Abstract

Background: Post-transplant lymphoproliferative disease (PTLD) is a serious, often fatal complication after solid organ transplantation. Primary Epstein-Barr virus (EBV) infection is the major risk factor for PTLD after lung transplantation, with 30% to 50% of EBV-naive patients who seroconvert and are diagnosed with PTLD. Method: In this study, we analyzed the incidence of PTLD in lung and heart–lung transplant recipients before 1996 (historic group) and then compared the impact of long-term anti-viral prophylaxis on the development of PTLD in EBV-seronegative recipients from January 1996 to December 2000 (post-1996 group). Routine induction therapy was not given after 1995. Patients not surviving 30 days, 25 of 341 (7.3%), were excluded.

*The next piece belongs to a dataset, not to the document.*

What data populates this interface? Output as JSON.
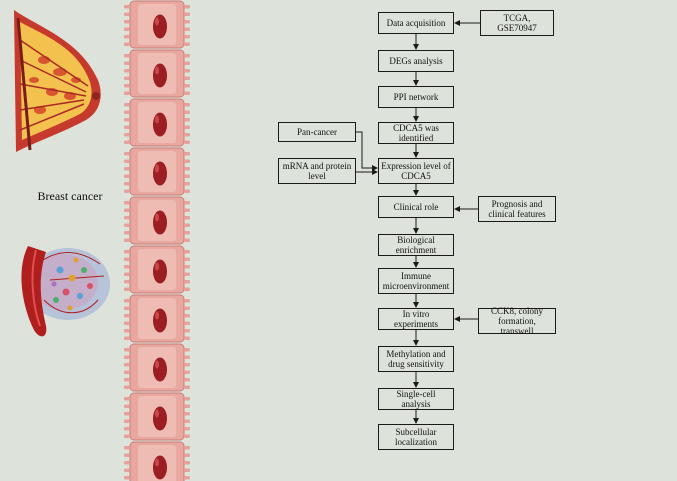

Results: Historic group: PTLD developed in 7 of 167 (4.2%) patients, at a mean of 394 ± 278 (95–885) days. The mortality was 87.5% at a mean follow-up of 186 ± 207 (17–520) days after diagnosis. Post-1996 group: Eighteen of 149 (12.3%) patients were EBV seronegative at the time of transplantation, and of these 15 (83%) began receiving continuous anti-viral prophylaxis: acyclovir or valacyclovir or ganciclovir from January 1996. None of the EBV-seronegative recipients receiving continuous anti-viral prophylaxis were diagnosed with PTLD; however, 1 of 3 (33%) of the EBV-seronegative recipients who did not receive anti-viral prophylaxis were diagnosed with PTLD. In the EBV-seronegative recipients, no deaths had been caused by PTLD at a mean follow-up of 806 ± 534 (39–1,084) days. In the post-1996 group, PTLD developed in 1 of 131 (0.76%) EBV-seropositive recipients. Conclusion: Continuous, specific anti-viral prophylaxis in high-risk EBV-seronegative recipients significantly reduces the incidence of PTLD after lung transplantation in the absence of induction therapy.